D_Rradio - D_Rradio
George Bass 24/03/2008
Merging four-plus genres across just fifty-one minutes of airtime is a task for rock steady hands, and Geordie trio Death Row Radio can thrust six into the mix, mashing buttons with the Temazepam precision of a sniper on Hungry Hippos. Having already garnered backslaps from the likes of AngryApe, John Peel and the Wire, Dee Are Radio (preferred pronunciation) have emerged from a three-year stint in the studio to unveil their sophomore LP - a record whose spectral cover art doesn't quite prepare you for the rush of hybrid futurism it holds in its grooves. Run Over Your Granny Because It's Violent indeed.
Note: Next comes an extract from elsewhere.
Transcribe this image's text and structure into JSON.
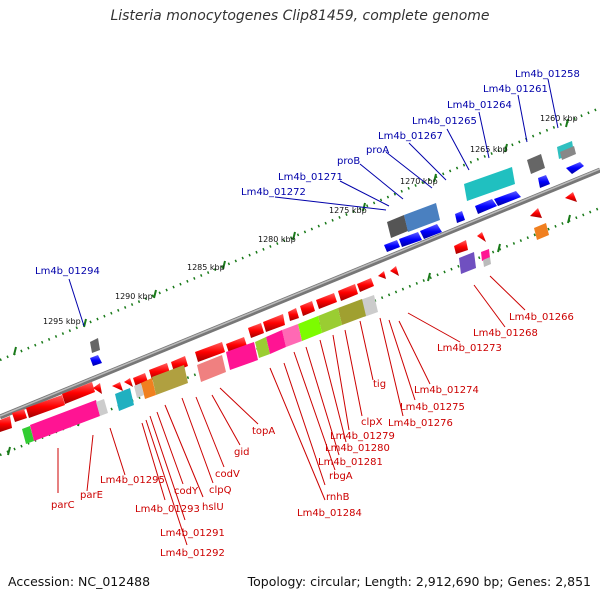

If the global consensus of cutting-edge electronic music is calculus graduates writing garbled binary passwords, D_Rradio seem Saville Row-suited to invert the public's opinion. On each of their ten servings here, they hijack the po-faced brow-knotting of current digital noodling and manage for the most part to sound like Autechre refueled on Um Bungo instead of green tea in conical flasks. Rest Of Your Life mimics someone completing Mario Allstars alone on a desert island -- think Crystal Castles saying sorry to Trevor Brown -- while the luminous chill of Lifted takes you as far from the Lighthouse Family as nautically possible, somewhere beyond the remains of the Exxon Valdez to a place where synths and sitars swell merrily together. While they're busy doing that, they also manage to retain a post-rock integrity in the seriousness of their songwriting, and program it into their structures to maintain a frenetic but palletable direction. Way Out, for example, blasts Greg Haines orchestrals with beatbox ballistics, the trigger kept pinned until a vintage Godspeed melody takes shape, and Blow Out sees them juggle strings quivering like magnets with a Mogwai Fear Satan fluteline. There's a lot more to these boys than just Gameboys and GarageBand.
Perhaps D_Rradio's most appealing factor is its ability to morph from one sound to another within its own freehand boundaries; a clear insurance against the fatigue that befalls a lot of experimental electronica. One minute it soars like Xela on a draft of helium, the next it's all funk and glitches; someone decompressing the eighties at high altitude. By and large, its three authors do a fine job of draping their rainbow cobwebs over some fidgety trip-hop chassis, and the effort and technical competence they pour into this release makes it glisten at every turn, gently dispelling the rumour that IDM is music made to accompany the dismantling of heatsinks. Like their now-redundant neighbours The Fishery Commission, D_Rradio show that boffins like to play as hard as they work, and fun is something they can filter neatly through a microchip. There's clearly more magic in the Newcastle air than just the power to make you forget your jacket.